Ecoa voltou à unidade e constatou que a mudança tinha sido implementada após contato da reportagem — o pedido agora é entregue diretamente em um saquinho, não mais na bandeja vazia.
Segundo o Mapa da Desigualdade 2020, levantamento anual realizado pela Rede Nossa São Paulo, o Jardim Ângela é o bairro paulistano com maior proporção de população preta e parda dos 96 distritos da capital (60,1%). A taxa média de emprego formal a cada 10 habitantes com 15 anos ou mais é de 0,5 — a média da cidade é 6,7. A idade média ao morrer, 58,3 anos, é a menor entre todos os bairros, e a proporção de habitações em favelas, 53,9%, é a segunda maior do município.
"O Código de Defesa do Consumidor proíbe em diversas disposições que pessoas consumidoras recebam tratamento discriminatório de qualquer natureza", afirma o advogado Igor Rodrigues Britto, diretor de relações institucionais do Instituto Brasileiro de Defesa do Consumidor (IDEC). Segundo ele, é ilegal recusar o atendimento padrão às pessoas que se dispõem a pagar pelo produto sem uma justificativa "honesta e de boa-fé", diz.
"Quando um estabelecimento comercial estabelece padrões de atendimento diferenciado para seus clientes por considerar que sua cor, sua origem ou sua condição social é motivo de desconfiança ou que justifica um padrão de segurança diferente ao que submete aos demais, está não apenas violando as normas de defesa do consumidor, mas também ignorando direitos fundamentais de tratamento igualitário", completa.

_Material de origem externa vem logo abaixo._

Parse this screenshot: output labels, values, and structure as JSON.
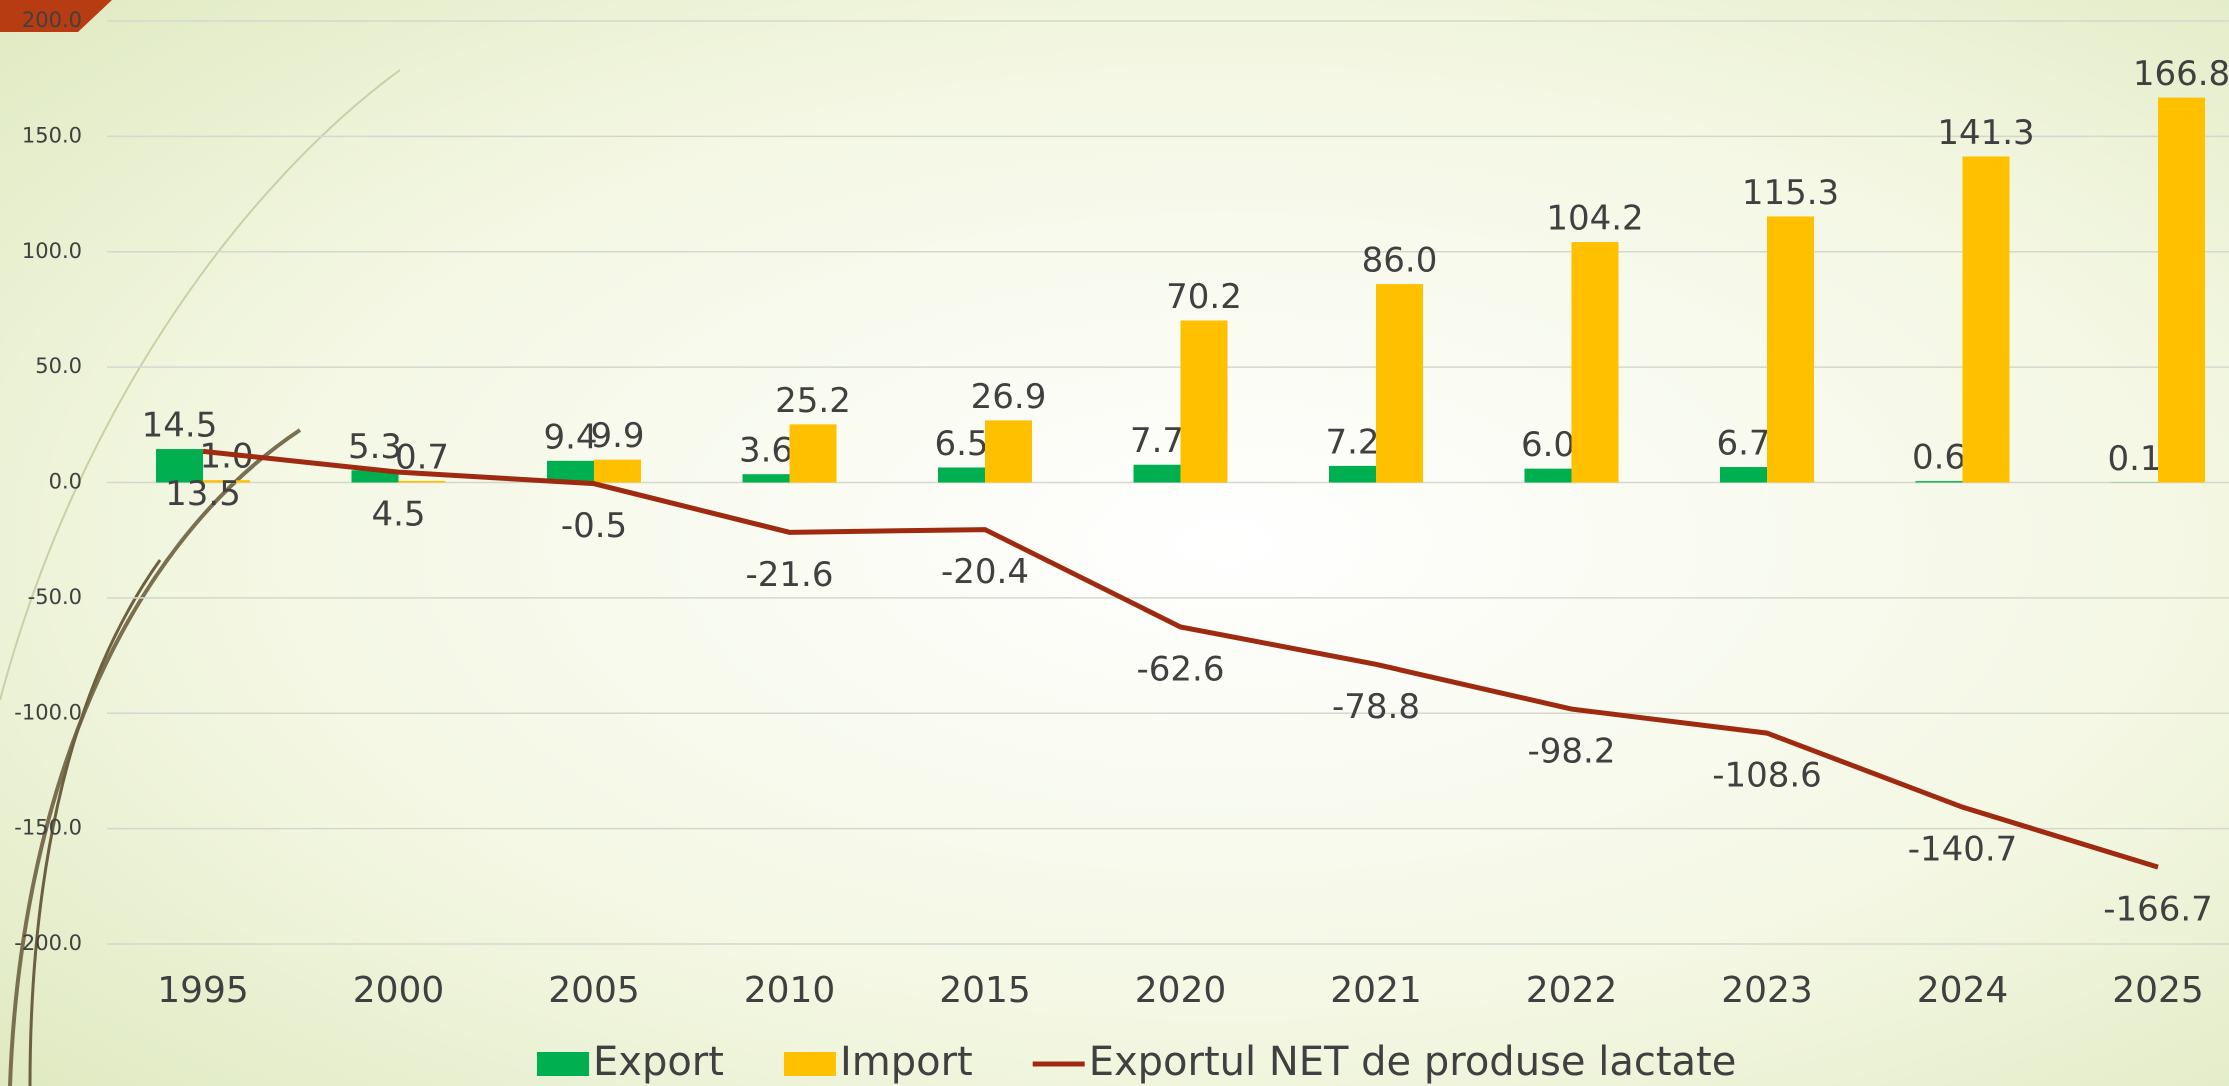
{
  "chart_data": {
    "type": "bar-line",
    "categories": [
      "1995",
      "2000",
      "2005",
      "2010",
      "2015",
      "2020",
      "2021",
      "2022",
      "2023",
      "2024",
      "2025"
    ],
    "series": [
      {
        "name": "Export",
        "type": "bar",
        "color": "#00b050",
        "values": [
          14.5,
          5.3,
          9.4,
          3.6,
          6.5,
          7.7,
          7.2,
          6.0,
          6.7,
          0.6,
          0.1
        ],
        "value_labels": [
          "14.5",
          "5.3",
          "9.4",
          "3.6",
          "6.5",
          "7.7",
          "7.2",
          "6.0",
          "6.7",
          "0.6",
          "0.1"
        ]
      },
      {
        "name": "Import",
        "type": "bar",
        "color": "#ffc000",
        "values": [
          1.0,
          0.7,
          9.9,
          25.2,
          26.9,
          70.2,
          86.0,
          104.2,
          115.3,
          141.3,
          166.8
        ],
        "value_labels": [
          "1.0",
          "0.7",
          "9.9",
          "25.2",
          "26.9",
          "70.2",
          "86.0",
          "104.2",
          "115.3",
          "141.3",
          "166.8"
        ]
      },
      {
        "name": "Exportul NET de produse lactate",
        "type": "line",
        "color": "#9e2a10",
        "values": [
          13.5,
          4.5,
          -0.5,
          -21.6,
          -20.4,
          -62.6,
          -78.8,
          -98.2,
          -108.6,
          -140.7,
          -166.7
        ],
        "value_labels": [
          "13.5",
          "4.5",
          "-0.5",
          "-21.6",
          "-20.4",
          "-62.6",
          "-78.8",
          "-98.2",
          "-108.6",
          "-140.7",
          "-166.7"
        ]
      }
    ],
    "ylim": [
      -200,
      200
    ],
    "yticks": [
      {
        "value": -200,
        "label": "-200.0"
      },
      {
        "value": -150,
        "label": "-150.0"
      },
      {
        "value": -100,
        "label": "-100.0"
      },
      {
        "value": -50,
        "label": "-50.0"
      },
      {
        "value": 0,
        "label": "0.0"
      },
      {
        "value": 50,
        "label": "50.0"
      },
      {
        "value": 100,
        "label": "100.0"
      },
      {
        "value": 150,
        "label": "150.0"
      },
      {
        "value": 200,
        "label": "200.0"
      }
    ],
    "grid": true,
    "legend": "bottom"
  }
}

Para a geógrafa Yamila Goldfarb, pesquisadora e vice-presidente da Associação Brasileira de Reforma Agrária (ABRA), o chamado furto famélico, realizado para satisfazer necessidades básicas da alimentação, aumentou muito por conta da crise econômica. As ações contra ocorrências desse tipo possuem "forte recorte territorial e racial". "Quem é perseguido em supermercado nas áreas centrais é a população negra. Quem mora nas periferias e sofre esse tipo de ação é negro. Uma eventual ameaça de furto não justifica a ação discriminatória e racista das instituições", afirma. Vale ressaltar que os furtos "externos" correspondem a apenas 16% das perdas em supermercados.
Segundo Yamila, saídas para o problema passam por políticas de segurança alimentar e de geração de renda, mas o panorama atual não é favorável. "O governo federal desmantelou a área com medidas como a desestruturação da Conab [Companhia Nacional de Abastecimento], que tinha estoques reguladores, instrumento fundamental para controlar os preços". A pesquisadora aponta, ainda, o veto presidencial ao Projeto de Lei 823/2021, que previa medidas de socorro a agricultores familiares afetados pela pandemia. "É a agricultura familiar que abastece as cidades", afirma.

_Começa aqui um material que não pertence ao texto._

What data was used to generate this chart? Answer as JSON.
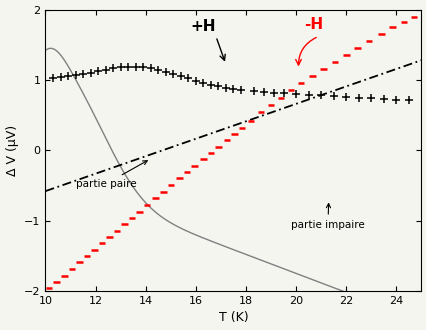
{
  "xlim": [
    10,
    25
  ],
  "ylim": [
    -2,
    2
  ],
  "xlabel": "T (K)",
  "ylabel": "Δ V (μV)",
  "xticks": [
    10,
    12,
    14,
    16,
    18,
    20,
    22,
    24
  ],
  "yticks": [
    -2,
    -1,
    0,
    1,
    2
  ],
  "bg_color": "#f5f5f0",
  "plus_H_label": "+H",
  "minus_H_label": "-H",
  "partie_paire_label": "partie paire",
  "partie_impaire_label": "partie impaire",
  "plusH_T": [
    10.3,
    10.6,
    10.9,
    11.2,
    11.5,
    11.8,
    12.1,
    12.4,
    12.7,
    13.0,
    13.3,
    13.6,
    13.9,
    14.2,
    14.5,
    14.8,
    15.1,
    15.4,
    15.7,
    16.0,
    16.3,
    16.6,
    16.9,
    17.2,
    17.5,
    17.8,
    18.3,
    18.7,
    19.1,
    19.5,
    20.0,
    20.5,
    21.0,
    21.5,
    22.0,
    22.5,
    23.0,
    23.5,
    24.0,
    24.5
  ],
  "minusH_T": [
    10.15,
    10.45,
    10.75,
    11.05,
    11.35,
    11.65,
    11.95,
    12.25,
    12.55,
    12.85,
    13.15,
    13.45,
    13.75,
    14.05,
    14.4,
    14.7,
    15.0,
    15.35,
    15.65,
    15.95,
    16.3,
    16.6,
    16.9,
    17.25,
    17.55,
    17.85,
    18.2,
    18.6,
    19.0,
    19.4,
    19.8,
    20.2,
    20.65,
    21.1,
    21.55,
    22.0,
    22.45,
    22.9,
    23.4,
    23.85,
    24.3,
    24.7
  ],
  "minusH_V": [
    -1.95,
    -1.87,
    -1.78,
    -1.68,
    -1.59,
    -1.5,
    -1.41,
    -1.32,
    -1.23,
    -1.14,
    -1.05,
    -0.96,
    -0.87,
    -0.78,
    -0.68,
    -0.59,
    -0.5,
    -0.4,
    -0.31,
    -0.22,
    -0.13,
    -0.04,
    0.05,
    0.14,
    0.23,
    0.32,
    0.41,
    0.55,
    0.65,
    0.75,
    0.85,
    0.95,
    1.05,
    1.15,
    1.25,
    1.35,
    1.45,
    1.55,
    1.65,
    1.75,
    1.83,
    1.9
  ]
}
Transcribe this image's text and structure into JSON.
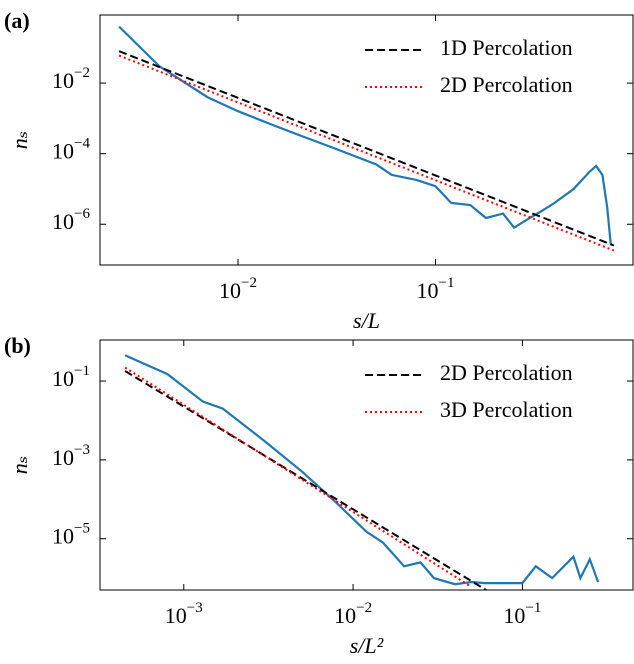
{
  "chart_data": [
    {
      "type": "line",
      "panel_label": "(a)",
      "xlabel": "s/L",
      "ylabel": "nₛ",
      "xscale": "log",
      "yscale": "log",
      "xlim": [
        0.002,
        1
      ],
      "ylim": [
        7e-08,
        0.85
      ],
      "xticks": [
        {
          "value": 0.01,
          "label": "10−2"
        },
        {
          "value": 0.1,
          "label": "10−1"
        }
      ],
      "yticks": [
        {
          "value": 0.01,
          "label": "10−2"
        },
        {
          "value": 0.0001,
          "label": "10−4"
        },
        {
          "value": 1e-06,
          "label": "10−6"
        }
      ],
      "legend": "upper right",
      "series": [
        {
          "color": "#1f77b4",
          "linestyle": "solid",
          "x": [
            0.0025,
            0.004,
            0.007,
            0.01,
            0.015,
            0.02,
            0.03,
            0.05,
            0.06,
            0.08,
            0.1,
            0.12,
            0.15,
            0.18,
            0.22,
            0.25,
            0.3,
            0.35,
            0.4,
            0.5,
            0.6,
            0.65,
            0.7,
            0.74,
            0.77,
            0.78
          ],
          "values": [
            0.4,
            0.03,
            0.004,
            0.0016,
            0.00065,
            0.00035,
            0.00015,
            5e-05,
            2.5e-05,
            1.8e-05,
            1.2e-05,
            4e-06,
            3.5e-06,
            1.5e-06,
            2e-06,
            8e-07,
            1.5e-06,
            2.5e-06,
            4e-06,
            1e-05,
            3e-05,
            4.5e-05,
            2.5e-05,
            3e-06,
            3e-07,
            2.5e-07
          ]
        },
        {
          "name": "1D Percolation",
          "color": "#000000",
          "linestyle": "dashed",
          "x": [
            0.0025,
            0.8
          ],
          "values": [
            0.08,
            2.5e-07
          ]
        },
        {
          "name": "2D Percolation",
          "color": "#ff0000",
          "linestyle": "dotted",
          "x": [
            0.0025,
            0.8
          ],
          "values": [
            0.06,
            1.8e-07
          ]
        }
      ]
    },
    {
      "type": "line",
      "panel_label": "(b)",
      "xlabel": "s/L²",
      "ylabel": "nₛ",
      "xscale": "log",
      "yscale": "log",
      "xlim": [
        0.00032,
        0.45
      ],
      "ylim": [
        5e-07,
        1.1
      ],
      "xticks": [
        {
          "value": 0.001,
          "label": "10−3"
        },
        {
          "value": 0.01,
          "label": "10−2"
        },
        {
          "value": 0.1,
          "label": "10−1"
        }
      ],
      "yticks": [
        {
          "value": 0.1,
          "label": "10−1"
        },
        {
          "value": 0.001,
          "label": "10−3"
        },
        {
          "value": 1e-05,
          "label": "10−5"
        }
      ],
      "legend": "upper right",
      "series": [
        {
          "color": "#1f77b4",
          "linestyle": "solid",
          "x": [
            0.00045,
            0.0008,
            0.0013,
            0.0017,
            0.003,
            0.005,
            0.008,
            0.012,
            0.015,
            0.02,
            0.025,
            0.03,
            0.04,
            0.05,
            0.06,
            0.1,
            0.12,
            0.15,
            0.2,
            0.22,
            0.25,
            0.28
          ],
          "values": [
            0.45,
            0.15,
            0.03,
            0.02,
            0.003,
            0.0005,
            8e-05,
            1.5e-05,
            8e-06,
            2e-06,
            2.5e-06,
            1e-06,
            7e-07,
            8e-07,
            7.5e-07,
            7.5e-07,
            2e-06,
            1e-06,
            3.5e-06,
            1e-06,
            3e-06,
            8e-07
          ]
        },
        {
          "name": "2D Percolation",
          "color": "#000000",
          "linestyle": "dashed",
          "x": [
            0.00045,
            0.061
          ],
          "values": [
            0.18,
            5e-07
          ]
        },
        {
          "name": "3D Percolation",
          "color": "#ff0000",
          "linestyle": "dotted",
          "x": [
            0.00045,
            0.05
          ],
          "values": [
            0.22,
            6e-07
          ]
        }
      ]
    }
  ]
}
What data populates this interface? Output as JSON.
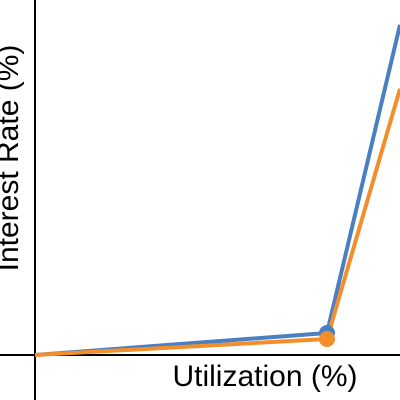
{
  "chart_data": {
    "type": "line",
    "x_label": "Utilization (%)",
    "y_label": "Interest Rate (%)",
    "x": [
      0,
      80,
      100
    ],
    "xlim": [
      0,
      100
    ],
    "ylim": [
      0,
      100
    ],
    "series": [
      {
        "color": "#4a7fc1",
        "values": [
          0,
          6.2,
          93
        ]
      },
      {
        "color": "#f28e2b",
        "values": [
          0,
          4.5,
          75
        ]
      }
    ],
    "marker_index": 1
  }
}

Ativista e integrante do Conselho Municipal de Segurança Alimentar e Nutricional de São Paulo, André Luzzi de Campos propõe considerar a questão pela lógica dos direitos. "Para garantir o direito humano à alimentação, o correto seria ter foco na garantia e fortalecimento de equipamentos públicos com preços mais justos — feiras livres, mercados públicos e sacolões, deixando os supermercados com um papel residual na política de abastecimento. Hoje, ocorre o contrário", diz. Para o ativista, há "racismo estrutural" na conduta do supermercado. Ele afirma que a situação pode ser levada aos órgãos e entidades de defesa do consumidor, que podem investigar indícios de tratamento diferenciado entre consumidores, e aos Conselhos municipais. "Essas organizações devem se posicionar enfaticamente sobre o caso investigando, aplicando as sanções cabíveis e demandado os órgãos da prefeitura e do estado na perspectiva do direito à alimentação", afirma.

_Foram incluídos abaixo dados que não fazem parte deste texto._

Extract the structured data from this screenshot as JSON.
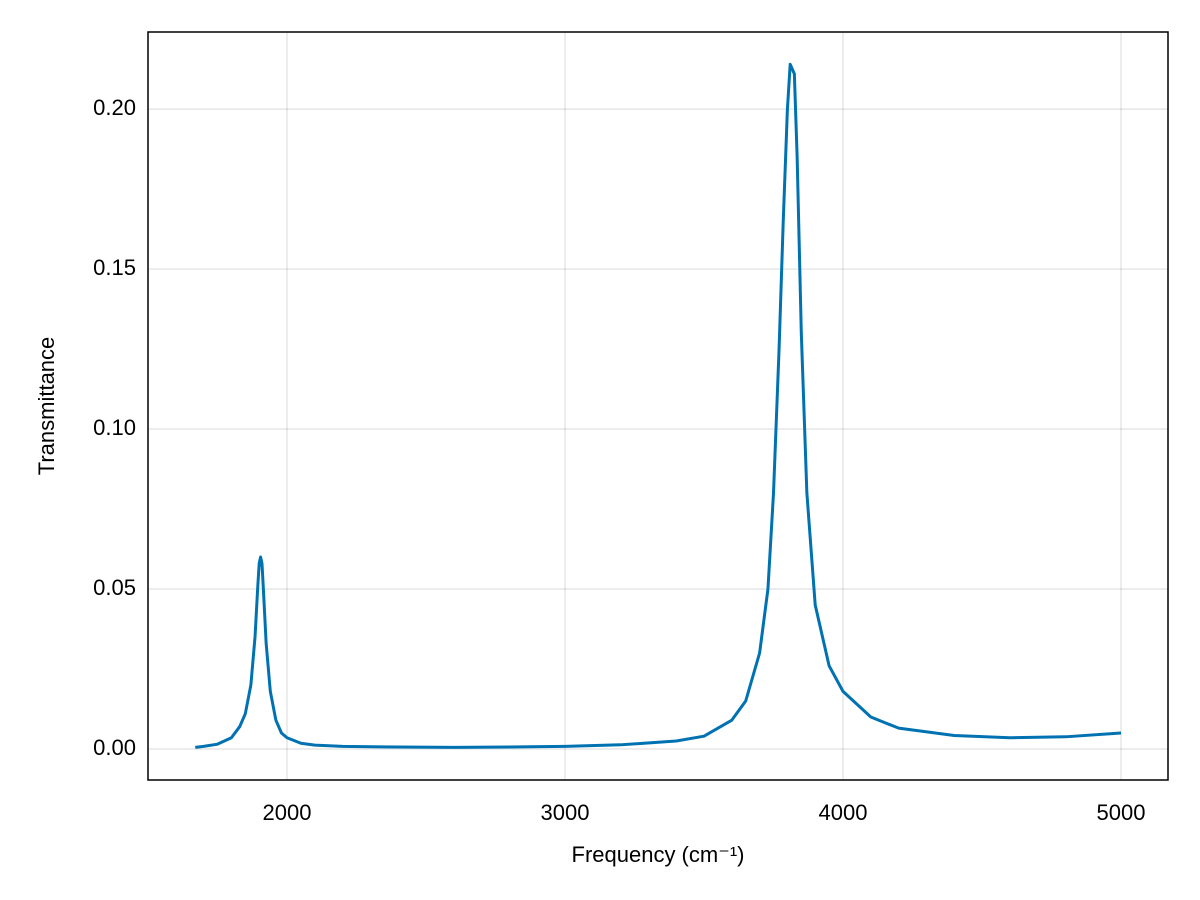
{
  "chart_data": {
    "type": "line",
    "xlabel": "Frequency (cm⁻¹)",
    "ylabel": "Transmittance",
    "x": [
      1670,
      1700,
      1750,
      1800,
      1830,
      1850,
      1870,
      1885,
      1895,
      1900,
      1905,
      1910,
      1915,
      1925,
      1940,
      1960,
      1980,
      2000,
      2050,
      2100,
      2200,
      2400,
      2600,
      2800,
      3000,
      3200,
      3400,
      3500,
      3600,
      3650,
      3700,
      3730,
      3750,
      3770,
      3785,
      3800,
      3810,
      3815,
      3825,
      3835,
      3850,
      3870,
      3900,
      3950,
      4000,
      4100,
      4200,
      4400,
      4600,
      4800,
      5000
    ],
    "series": [
      {
        "name": "Transmittance",
        "color": "#0072b2",
        "values": [
          0.0005,
          0.0008,
          0.0015,
          0.0035,
          0.007,
          0.011,
          0.02,
          0.035,
          0.051,
          0.058,
          0.06,
          0.058,
          0.05,
          0.033,
          0.018,
          0.009,
          0.005,
          0.0035,
          0.0018,
          0.0012,
          0.0008,
          0.0006,
          0.0005,
          0.0006,
          0.0008,
          0.0013,
          0.0025,
          0.004,
          0.009,
          0.015,
          0.03,
          0.05,
          0.08,
          0.125,
          0.165,
          0.2,
          0.214,
          0.213,
          0.211,
          0.185,
          0.13,
          0.08,
          0.045,
          0.026,
          0.018,
          0.01,
          0.0065,
          0.0042,
          0.0035,
          0.0038,
          0.005
        ]
      }
    ],
    "xlim": [
      1500,
      5169
    ],
    "ylim": [
      -0.0097,
      0.2241
    ],
    "xticks": [
      2000,
      3000,
      4000,
      5000
    ],
    "yticks": [
      {
        "value": 0,
        "label": "0.00"
      },
      {
        "value": 0.05,
        "label": "0.05"
      },
      {
        "value": 0.1,
        "label": "0.10"
      },
      {
        "value": 0.15,
        "label": "0.15"
      },
      {
        "value": 0.2,
        "label": "0.20"
      }
    ],
    "grid": true
  }
}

Fabiana optou por tornar público o ocorrido em sua página no Facebook, onde mobilizou sua rede e expôs o sentimento pelo tratamento diferenciado. "A sensação é horrível, uma afronta à população das quebradas. Vi mais gente revoltada dentro do mercado por estar segurando bandejinha e não a carne. Outros parecem que já se conformaram com uma situação que não deveria ser naturalizada", diz.